Die Klägerin war bei einer Firma beschäftigt, die an Flughäfen Passagedienstleistungen erbrachte. Zum Ende März 2015 kündigte die einzige Auftraggeberin der beklagten Arbeitgeberin. Nachdem ein Interessenausgleich im Dezember 2014 gescheitert war, leitete die Beklagte ein Konsultationsverfahren nach § 17 Abs. 2 Kündigungsschutzgesetz (KSchG) ein und entschied Ende Januar 2015, ihren Betrieb zum 31.3.2015 stillzulegen. Nach Erstattung einer Massenentlassungsanzeige bei der Agentur für Arbeit kündigte sie sämtliche Arbeitsverhältnisse.

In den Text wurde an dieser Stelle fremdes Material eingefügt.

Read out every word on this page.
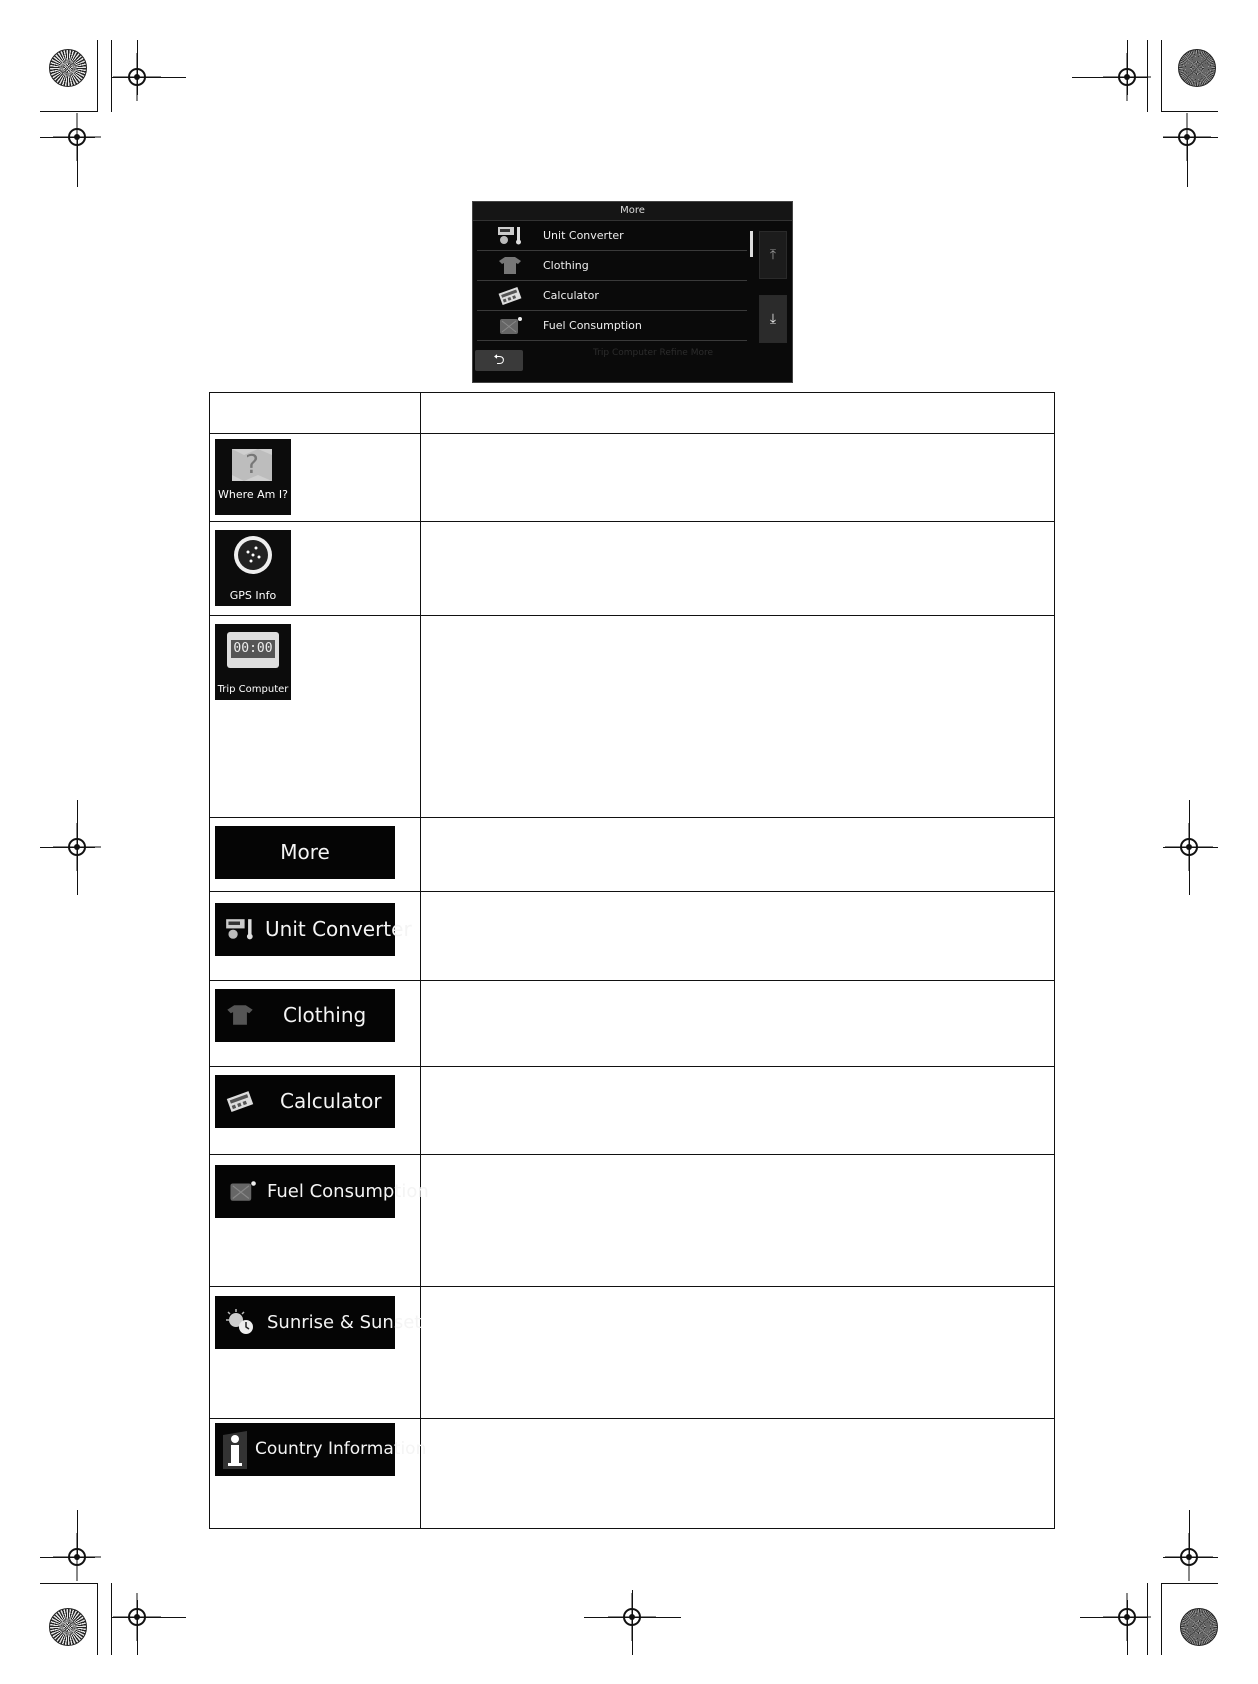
More
Unit Converter
Clothing
Calculator
Fuel Consumption
⤒
⤓
⮌	Trip Computer Refine More
?
Where Am I?
GPS Info
00:00
Trip Computer
More
Unit Converter
Clothing
Calculator
Fuel Consumption
Sunrise & Sunset
Country Information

Einige Arbeitnehmer klagten gegen die Kündigungen und hatten hiermit wegen vermeintlicher Mängel im Verfahren nach § 17 KSchG erstinstanzlich Erfolg. Die Beklagte leitete hieraufhin im Juni 2015 ein weiteres Konsultationsverfahren ein und beriet mit dem Betriebsrat über eine mögliche "Wiedereröffnung" des Betriebs. Eine "Wiedereröffnung kam für die Beklagte jedoch nur unter der Voraussetzung in Betracht, dass die bisherigen Vergütungen abgesenkt würden. Der Betriebsrat erklärte keine Bereitschaft an dem erneuten Konsultationsverfahren mitzuwirken.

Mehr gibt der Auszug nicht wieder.